Be lighthearted. When a distraction is more of what you need, a lighthearted approach can help you broach bigger topics. For example, “I feel like I haven’t smiled in a week. I could use a good laugh. Any recommendations on shows or movies I should check out?” This is a way to strike up a conversation when there’s no need for an urgent response or assistance. In addition, it provides built in follow-up opportunities to report back on how much you enjoyed the show/movie. Gives you an opportunity to return the favor when you have a recommendation and strengthens a connection you can turn to when you need more immediate help.
Make a specific ask. When you need a more immediate response, make a specific ask. “I could use some help getting out of my own head. Do you have 10 minutes to talk?” This takes the guesswork out of what you’re asking of them and makes it easier for them to respond and say, “Yes.” If this feels awkward or too forward, just think about how many times you’ve been at a loss when trying to help a friend or a colleague. If you don’t know what action to take it becomes hard to take any action.

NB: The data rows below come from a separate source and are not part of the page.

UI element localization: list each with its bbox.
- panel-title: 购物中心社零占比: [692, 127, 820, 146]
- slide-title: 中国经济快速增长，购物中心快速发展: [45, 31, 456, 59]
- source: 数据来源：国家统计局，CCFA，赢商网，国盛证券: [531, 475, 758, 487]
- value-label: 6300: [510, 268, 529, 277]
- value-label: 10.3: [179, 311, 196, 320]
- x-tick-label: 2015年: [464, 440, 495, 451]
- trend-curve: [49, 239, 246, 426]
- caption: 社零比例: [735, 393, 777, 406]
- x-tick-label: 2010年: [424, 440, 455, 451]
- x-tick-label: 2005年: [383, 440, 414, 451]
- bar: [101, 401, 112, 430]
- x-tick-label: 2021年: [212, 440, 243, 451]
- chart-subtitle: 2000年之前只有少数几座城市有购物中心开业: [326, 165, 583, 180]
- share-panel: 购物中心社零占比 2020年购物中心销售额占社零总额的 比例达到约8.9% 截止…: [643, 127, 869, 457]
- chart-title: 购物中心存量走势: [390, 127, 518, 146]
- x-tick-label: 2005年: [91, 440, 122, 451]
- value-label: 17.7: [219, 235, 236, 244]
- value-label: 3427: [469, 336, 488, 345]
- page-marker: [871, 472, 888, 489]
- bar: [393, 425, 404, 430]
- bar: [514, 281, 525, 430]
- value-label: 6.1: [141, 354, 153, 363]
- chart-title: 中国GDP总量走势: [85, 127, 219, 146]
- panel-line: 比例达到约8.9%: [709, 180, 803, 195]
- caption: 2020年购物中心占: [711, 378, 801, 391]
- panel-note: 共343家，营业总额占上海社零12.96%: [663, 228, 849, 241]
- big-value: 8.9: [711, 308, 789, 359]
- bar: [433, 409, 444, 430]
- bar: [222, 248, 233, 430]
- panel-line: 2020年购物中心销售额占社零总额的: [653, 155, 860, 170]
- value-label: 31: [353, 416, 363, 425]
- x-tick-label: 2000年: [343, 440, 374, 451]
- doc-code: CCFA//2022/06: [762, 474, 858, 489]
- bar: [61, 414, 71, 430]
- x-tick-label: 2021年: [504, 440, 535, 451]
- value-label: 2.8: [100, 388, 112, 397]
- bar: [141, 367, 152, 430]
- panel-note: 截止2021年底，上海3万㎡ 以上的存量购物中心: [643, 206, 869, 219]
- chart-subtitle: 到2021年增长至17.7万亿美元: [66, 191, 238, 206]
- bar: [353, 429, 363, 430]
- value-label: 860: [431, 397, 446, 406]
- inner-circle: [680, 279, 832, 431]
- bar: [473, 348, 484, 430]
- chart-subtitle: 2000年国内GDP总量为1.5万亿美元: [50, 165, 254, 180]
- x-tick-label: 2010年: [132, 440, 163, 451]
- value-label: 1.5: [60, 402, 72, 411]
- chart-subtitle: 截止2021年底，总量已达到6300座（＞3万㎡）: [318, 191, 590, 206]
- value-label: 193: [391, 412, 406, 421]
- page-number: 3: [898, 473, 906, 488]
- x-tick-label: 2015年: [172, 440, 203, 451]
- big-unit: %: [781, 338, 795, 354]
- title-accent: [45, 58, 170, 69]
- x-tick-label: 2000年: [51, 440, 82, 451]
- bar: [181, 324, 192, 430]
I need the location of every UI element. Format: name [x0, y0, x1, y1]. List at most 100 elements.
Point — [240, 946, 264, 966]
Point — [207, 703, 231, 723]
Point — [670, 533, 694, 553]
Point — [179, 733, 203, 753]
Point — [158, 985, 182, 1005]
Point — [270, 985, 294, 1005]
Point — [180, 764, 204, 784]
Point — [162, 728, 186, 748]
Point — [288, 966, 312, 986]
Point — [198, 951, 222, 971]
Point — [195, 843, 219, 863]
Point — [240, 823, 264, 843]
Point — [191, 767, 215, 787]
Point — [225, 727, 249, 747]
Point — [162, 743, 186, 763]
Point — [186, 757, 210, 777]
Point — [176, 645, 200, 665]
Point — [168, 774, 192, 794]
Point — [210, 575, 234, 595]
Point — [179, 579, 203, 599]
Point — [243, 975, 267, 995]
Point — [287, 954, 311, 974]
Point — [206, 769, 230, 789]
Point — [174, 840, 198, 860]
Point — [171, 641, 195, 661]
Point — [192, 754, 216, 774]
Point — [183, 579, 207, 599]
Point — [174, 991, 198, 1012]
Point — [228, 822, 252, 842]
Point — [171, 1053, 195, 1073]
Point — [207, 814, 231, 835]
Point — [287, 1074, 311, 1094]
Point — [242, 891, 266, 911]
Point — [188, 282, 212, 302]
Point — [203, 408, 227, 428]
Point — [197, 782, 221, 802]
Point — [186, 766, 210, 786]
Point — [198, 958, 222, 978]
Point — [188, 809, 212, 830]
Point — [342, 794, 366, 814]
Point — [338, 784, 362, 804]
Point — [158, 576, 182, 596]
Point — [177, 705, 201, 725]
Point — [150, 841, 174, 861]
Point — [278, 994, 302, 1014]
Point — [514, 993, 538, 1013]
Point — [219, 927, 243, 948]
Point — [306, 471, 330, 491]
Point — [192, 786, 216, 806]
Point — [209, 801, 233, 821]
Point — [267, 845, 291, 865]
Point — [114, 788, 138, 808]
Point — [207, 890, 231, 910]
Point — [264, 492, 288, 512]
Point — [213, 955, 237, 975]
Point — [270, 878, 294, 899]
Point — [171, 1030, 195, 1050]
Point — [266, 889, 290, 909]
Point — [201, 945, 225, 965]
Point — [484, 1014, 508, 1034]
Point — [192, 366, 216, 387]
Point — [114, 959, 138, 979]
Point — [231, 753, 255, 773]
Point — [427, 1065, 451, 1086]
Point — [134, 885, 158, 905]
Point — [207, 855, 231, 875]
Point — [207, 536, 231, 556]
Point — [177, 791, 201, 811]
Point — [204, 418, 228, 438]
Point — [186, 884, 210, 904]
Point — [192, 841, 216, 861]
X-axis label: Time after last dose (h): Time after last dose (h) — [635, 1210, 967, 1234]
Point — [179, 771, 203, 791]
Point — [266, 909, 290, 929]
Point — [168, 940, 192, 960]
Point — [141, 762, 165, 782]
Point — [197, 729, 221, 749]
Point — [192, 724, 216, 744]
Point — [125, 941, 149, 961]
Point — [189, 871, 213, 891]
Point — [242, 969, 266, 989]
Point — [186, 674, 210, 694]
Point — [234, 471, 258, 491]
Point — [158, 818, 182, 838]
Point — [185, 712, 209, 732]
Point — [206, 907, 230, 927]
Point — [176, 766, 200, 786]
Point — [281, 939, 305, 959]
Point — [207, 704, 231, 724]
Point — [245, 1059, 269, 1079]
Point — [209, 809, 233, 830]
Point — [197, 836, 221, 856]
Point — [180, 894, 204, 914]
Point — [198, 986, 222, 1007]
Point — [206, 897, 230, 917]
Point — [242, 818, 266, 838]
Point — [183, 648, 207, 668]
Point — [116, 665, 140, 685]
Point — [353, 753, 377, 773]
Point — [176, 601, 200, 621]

Be direct. You might only feel comfortable using this with your closest friends or family, but a direct approach is very effective at getting a response. There’s a sense of urgency or immediacy that comes through when you come right out and say, “I need help.” It leads to action. It also opens the door for that friend/colleague to be just as direct in their response and support. When you drop your guard, they don’t have to tip-toe around the problem or guess your emotional state.
Give an honest answer to “How are you?” You don’t have to go along with the conversational norm and say you’re “Fine.” “Good.” Or “Great.” when none of those things are true. It’s okay to admit when you’re not okay. Try saying something like “It’s been a frustrating week and I’m having a particularly hard time balancing everything.” Now more than ever people care about how you’re doing. Even if your response doesn’t lead to a long, in-depth conversation it can open the door to a follow-up interaction and support right there in the moment.
If asking for help is a new skill for you, practice saying the words out loud before you type them, text them or say them to others. Also remember that when you show vulnerability, you give others permission to do the same. When you are brave enough to take someone up on their offer to be there for you, you empower them to do the same.